After returning from my lunch break yesterday there was a newspaper spread across my desk. Not just any newspaper – The Sun – and it was open on a health spread with pictures of a karate kid. While I was intrigued, by the end of the day I still hadn’t had a minute to read it. I kept glancing at it until my colleague, the mother of the child with congenital myasthenia, came over to explain.

Jimmy Webster is an 18-year-old Oxford University student who has congenital myasthenia. He couldn’t walk until 18 months ago when he began taking the asthma drug, found in blue reliever inhalers, salbutamol. Now he’s able to do all the things he missed out on as a young teenager like go to gigs and has even gained a black belt in karate.
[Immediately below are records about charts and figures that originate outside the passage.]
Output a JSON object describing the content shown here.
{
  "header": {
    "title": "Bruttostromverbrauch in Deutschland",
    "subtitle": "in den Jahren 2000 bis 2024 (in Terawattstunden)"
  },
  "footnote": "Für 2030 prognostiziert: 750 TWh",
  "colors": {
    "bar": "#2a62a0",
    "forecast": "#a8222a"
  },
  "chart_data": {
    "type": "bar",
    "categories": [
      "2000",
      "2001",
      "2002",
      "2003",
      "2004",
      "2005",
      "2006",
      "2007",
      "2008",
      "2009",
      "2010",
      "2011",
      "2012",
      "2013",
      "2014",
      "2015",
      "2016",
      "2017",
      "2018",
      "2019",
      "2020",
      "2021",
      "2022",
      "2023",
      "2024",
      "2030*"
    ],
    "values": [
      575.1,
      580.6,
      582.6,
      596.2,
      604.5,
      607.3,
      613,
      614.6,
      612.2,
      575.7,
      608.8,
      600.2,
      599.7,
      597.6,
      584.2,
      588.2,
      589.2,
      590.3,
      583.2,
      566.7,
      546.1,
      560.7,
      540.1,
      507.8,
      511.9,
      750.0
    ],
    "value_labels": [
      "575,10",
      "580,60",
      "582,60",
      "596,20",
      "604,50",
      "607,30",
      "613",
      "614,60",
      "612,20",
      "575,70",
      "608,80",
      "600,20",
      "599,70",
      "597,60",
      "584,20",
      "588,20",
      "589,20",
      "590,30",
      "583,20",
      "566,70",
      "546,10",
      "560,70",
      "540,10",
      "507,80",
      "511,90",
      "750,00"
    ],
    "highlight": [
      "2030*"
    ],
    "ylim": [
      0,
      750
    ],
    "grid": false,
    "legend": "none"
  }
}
Truly inspiring stuff.

Jimmy was part of a trial at the John Radcliffe hospital in Oxford – in case you’ve not heard about this facility, it is the leading place in the UK for myasthenia treatment. I’ve yet to visit but I do intend to within this year so I can see what all the fuss is about. 

While the Sun will have taken it’s own approach to this story, what it shows is the incredible impact the right drug , and the right specialist to advise he right drug, can have.  This is only a snippet of Jimmy’s story – just a moment in his life – but what a moment it must have been when he was able to take those first few steps.